The SQL Window Functions
One of the things that makes this project technically interesting is that Gemini reliably generates complex SQL when the schema context is good. Here are examples of queries it produces correctly from natural language:
-- "Show year-over-year revenue growth"
SELECT
STRFTIME('%Y', order_date) AS year,
ROUND(SUM(sales), 2) AS total_sales,
COUNT(DISTINCT order_id) AS orders
FROM sales GROUP BY year ORDER BY year;
-- "Profit margin by category"
SELECT category,
ROUND(SUM(profit) / SUM(sales) * 100, 2) AS margin_pct
FROM sales GROUP BY category;
-- "Running total of sales by order date"
SELECT order_date, sales,
SUM(sales) OVER (ORDER BY order_date) AS running_total
FROM sales ORDER BY order_date;What I'd Do Differently
The current implementation re-sends the full schema with every API call, which is wasteful for a large schema.
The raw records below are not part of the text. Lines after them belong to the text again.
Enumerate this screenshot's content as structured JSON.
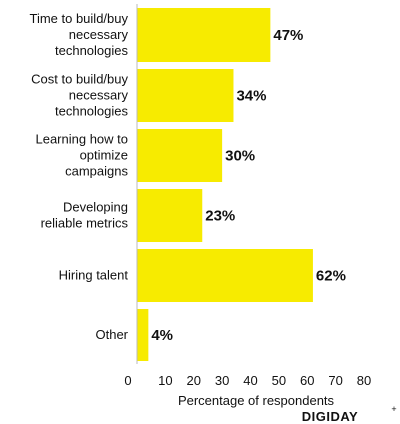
{
  "chart_data": {
    "type": "bar",
    "orientation": "horizontal",
    "categories": [
      "Time to build/buy necessary technologies",
      "Cost to build/buy necessary technologies",
      "Learning how to optimize campaigns",
      "Developing reliable metrics",
      "Hiring talent",
      "Other"
    ],
    "category_lines": [
      [
        "Time to build/buy",
        "necessary",
        "technologies"
      ],
      [
        "Cost to build/buy",
        "necessary",
        "technologies"
      ],
      [
        "Learning how to",
        "optimize",
        "campaigns"
      ],
      [
        "Developing",
        "reliable metrics"
      ],
      [
        "Hiring talent"
      ],
      [
        "Other"
      ]
    ],
    "values": [
      47,
      34,
      30,
      23,
      62,
      4
    ],
    "value_labels": [
      "47%",
      "34%",
      "30%",
      "23%",
      "62%",
      "4%"
    ],
    "xlabel": "Percentage of respondents",
    "xticks": [
      "0",
      "10",
      "20",
      "30",
      "40",
      "50",
      "60",
      "70",
      "80"
    ],
    "xlim": [
      0,
      80
    ],
    "grid": false,
    "bar_color": "#f7eb00"
  },
  "brand": {
    "name": "DIGIDAY",
    "mark": "+"
  }
}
A production version would cache a schema embedding and do retrieval-augmented generation to include only the relevant tables. The insight generation prompt also needs more structure — right now it produces variable-length outputs, and for a BI context you want a consistent format: one headline number, one trend observation, one recommended action.
That said, for the scope of this project the app works reliably and handles a wide range of real analytical questions correctly. It's a solid proof of concept for what AI-augmented BI tooling looks like at the small-team scale.